Not able to run queries using spark graph computer from java


Sai Supraj R
 

Hi,

I am getting the following error when running queries using spark graph computer from java.
Caused by: java.lang.RuntimeException: java.lang.IllegalArgumentException: Edge with id already exists: 1469152598528
at org.janusgraph.hadoop.formats.util.JanusGraphVertexDeserializer.readHadoopVertex(JanusGraphVertexDeserializer.java:182)
at org.janusgraph.hadoop.formats.util.HadoopRecordReader.nextKeyValue(HadoopRecordReader.java:69)
at org.apache.spark.rdd.NewHadoopRDD$$anon$1.hasNext(NewHadoopRDD.scala:230)
at org.apache.spark.InterruptibleIterator.hasNext(InterruptibleIterator.scala:37)
at scala.collection.Iterator$$anon$11.hasNext(Iterator.scala:408)
at org.apache.spark.shuffle.sort.UnsafeShuffleWriter.write(UnsafeShuffleWriter.java:187)
at org.apache.spark.scheduler.ShuffleMapTask.runTask(ShuffleMapTask.scala:99)
at org.apache.spark.scheduler.ShuffleMapTask.runTask(ShuffleMapTask.scala:55)
at org.apache.spark.scheduler.Task.run(Task.scala:121)
at org.apache.spark.executor.Executor$TaskRunner$$anonfun$10.apply(Executor.scala:402)
at org.apache.spark.util.Utils$.tryWithSafeFinally(Utils.scala:1360)
at org.apache.spark.executor.Executor$TaskRunner.run(Executor.scala:408)
... 3 more

code:
Graph graph = JanusGraphFactory.open("read-cql.properties");
GraphTraversalSource g = createTraversal();
x = g.V().count()

read-cql.properties:
gremlin.graph=org.apache.tinkerpop.gremlin.hadoop.structure.HadoopGraph
gremlin.hadoop.graphReader=org.janusgraph.hadoop.formats.cql.CqlInputFormat
gremlin.hadoop.graphWriter=org.apache.hadoop.mapreduce.lib.output.NullOutputFormat


gremlin.hadoop.jarsInDistributedCache=true
gremlin.hadoop.inputLocation=none
gremlin.hadoop.outputLocation=output
gremlin.spark.persistContext=true

janusgraphmr.ioformat.conf.storage.backend=cql
# This specifies the hostname & port for Cassandra data store.
janusgraphmr.ioformat.conf.storage.hostname=10.88.68.52,10.88.68.11,10.88.68.47
janusgraphmr.ioformat.conf.storage.port=9042
# This specifies the keyspace where data is stored.
janusgraphmr.ioformat.conf.storage.cql.keyspace=iqvia

cassandra.input.partitioner.class=org.apache.cassandra.dht.Murmur3Partitioner
cassandra.input.widerows=true
spark.master=local[*]
spark.executor.memory=1g
spark.serializer=org.apache.spark.serializer.KryoSerializer
spark.kryo.registrator=org.janusgraph.hadoop.serialize.JanusGraphKryoRegistrator

Thanks
Sai



hadoopmarc@...
 

Hi Sai,

The calling code you present is not complete.

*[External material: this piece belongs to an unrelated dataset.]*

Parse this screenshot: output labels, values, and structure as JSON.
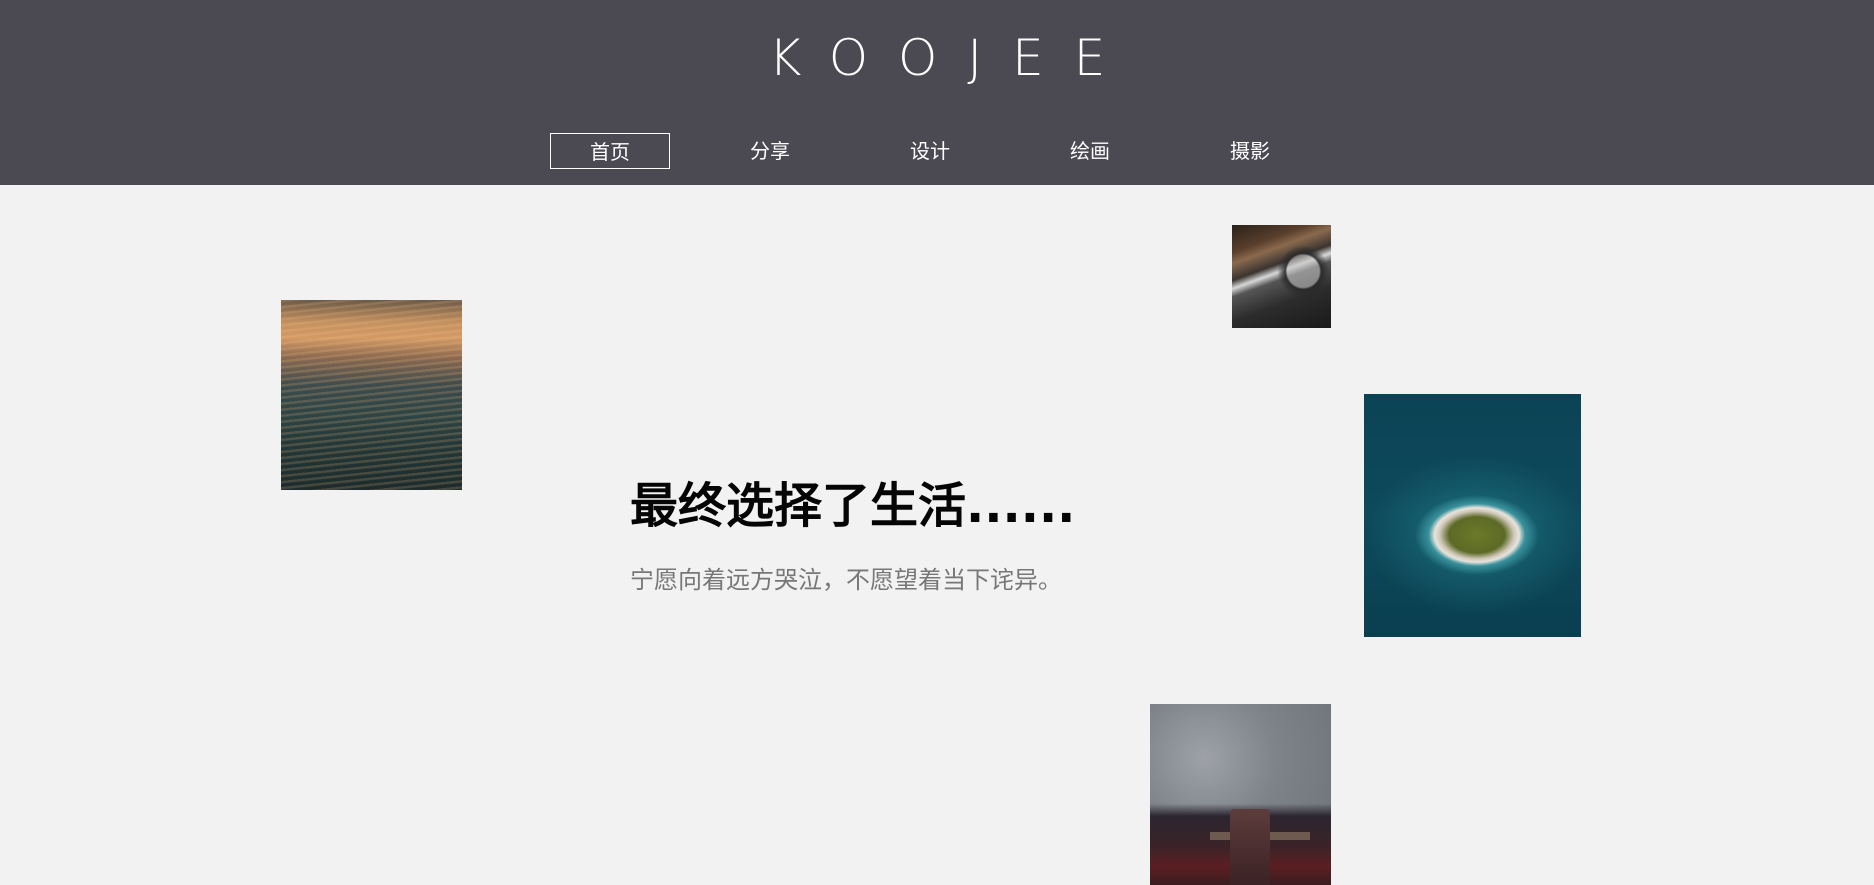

The first line should read (because HadoopGraph does not derive from JanusGraph):
Graph graph = GraphFactory.open("read-cql.properties");
Best wishes,    Marc



Sai Supraj R
 

Hi Marc,

Sorry my bad I have posted the wrong code.

I used Graph graph = GraphFactory.open("read-cql.properties");

and i got the above error.

Thanks
Sai


On Thu, May 6, 2021 at 10:11 AM <hadoopmarc@...> wrote:
Hi Sai,

The calling code you present is not complete.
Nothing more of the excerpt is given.